Some other screenshots came up, scrolling windows of social media pages, comment sections, and profile pages for the various gang members Max had discovered upon looking for them. I swept them off to the side, trying to focus on my friends.
“Whatever, what about this Buck guy. Can you find anything on him?” I asked.
Ali cut in as well. “Agreed, what’s his territory, how many fighters, what sort of weapons do they have?”
“That’s what you care about? This stuff is peak comedy gold, here, check this comment thread.” Max forced one of the screens back to the surface, showing an argument between Chinstrap and the dead guy, Paulie.
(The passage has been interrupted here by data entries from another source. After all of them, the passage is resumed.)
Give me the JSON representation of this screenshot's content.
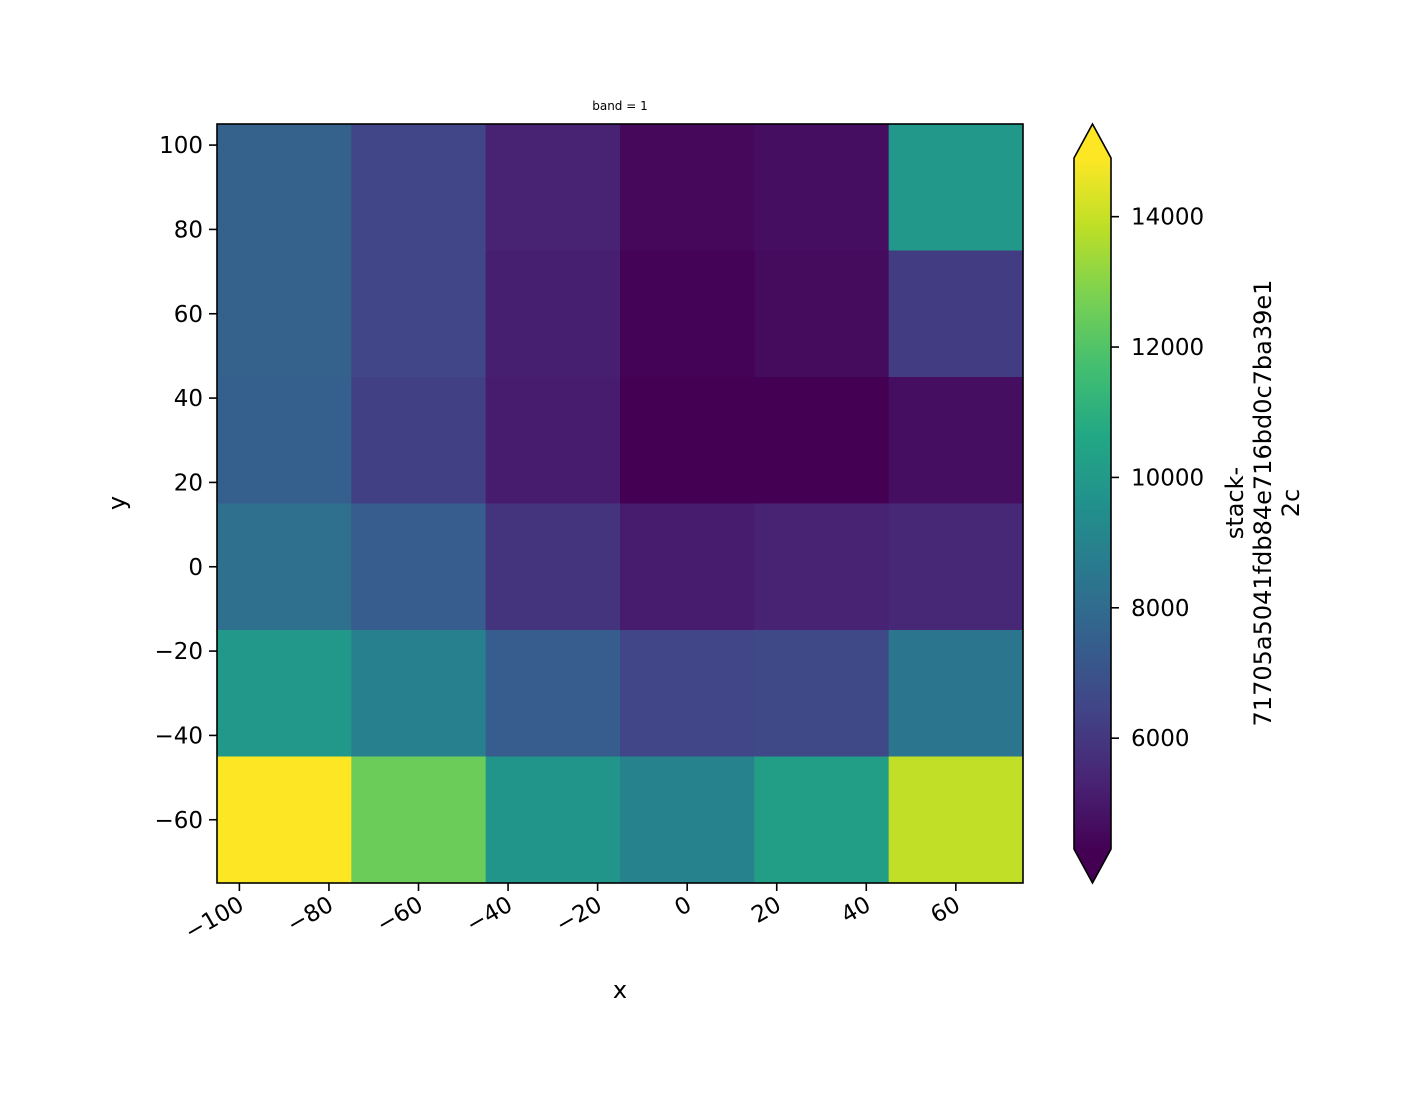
{
  "chart_data": {
    "type": "heatmap",
    "title": "band = 1",
    "xlabel": "x",
    "ylabel": "y",
    "x_centers": [
      -90,
      -60,
      -30,
      0,
      30,
      60
    ],
    "y_centers": [
      90,
      60,
      30,
      0,
      -30,
      -60
    ],
    "xlim": [
      -105,
      75
    ],
    "ylim": [
      -75,
      105
    ],
    "x_ticks": [
      -100,
      -80,
      -60,
      -40,
      -20,
      0,
      20,
      40,
      60
    ],
    "y_ticks": [
      100,
      80,
      60,
      40,
      20,
      0,
      -20,
      -40,
      -60
    ],
    "x_tick_labels": [
      "−100",
      "−80",
      "−60",
      "−40",
      "−20",
      "0",
      "20",
      "40",
      "60"
    ],
    "y_tick_labels": [
      "100",
      "80",
      "60",
      "40",
      "20",
      "0",
      "−20",
      "−40",
      "−60"
    ],
    "values": [
      [
        7600,
        6500,
        5300,
        4500,
        4700,
        9900
      ],
      [
        7600,
        6500,
        5200,
        4350,
        4600,
        6200
      ],
      [
        7500,
        6300,
        5100,
        4300,
        4300,
        4700
      ],
      [
        8200,
        7400,
        5900,
        5100,
        5300,
        5500
      ],
      [
        9900,
        8900,
        7400,
        6500,
        6600,
        8400
      ],
      [
        14900,
        12500,
        9800,
        9000,
        10200,
        13900
      ]
    ],
    "colormap": "viridis",
    "colorbar": {
      "vmin": 4300,
      "vmax": 14900,
      "extend": "both",
      "ticks": [
        6000,
        8000,
        10000,
        12000,
        14000
      ],
      "label_lines": [
        "stack-",
        "71705a5041fdb84e716bd0c7ba39e1",
        "2c"
      ]
    },
    "grid": false
  }
}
I brushed it away again and glared at Max’s avatar through the cloud of floating screens. “Now’s not the time, focus!”
“Ugghh, fine, whatever. Buck is a shotcaller for the KEDs, I’m seeing handguns, shotguns, a couple of little automatics, lots of knives and a couple of, I kid you not, barbed wire wrapped bats. Nothing modern. They’re a bunch of amateurs, Ali’ll wipe the floor with these clowns.”
I couldn’t see it, but I could sense the glare that Ali would be trying to melt Max with if she had line of sight on him. “Just because they’re amateurs, does not mean their guns won''t kill us. Do you have anything else?”
Max sat up in the back of the van, looking at me through the semi-transparent cloud of screens with what almost looked like fear in his eyes, as he recognized the anger in her voice. “Uh, they have a few stolen cars, a network of lookouts, and a couple of livestream setup as they’re driving around looking for you?”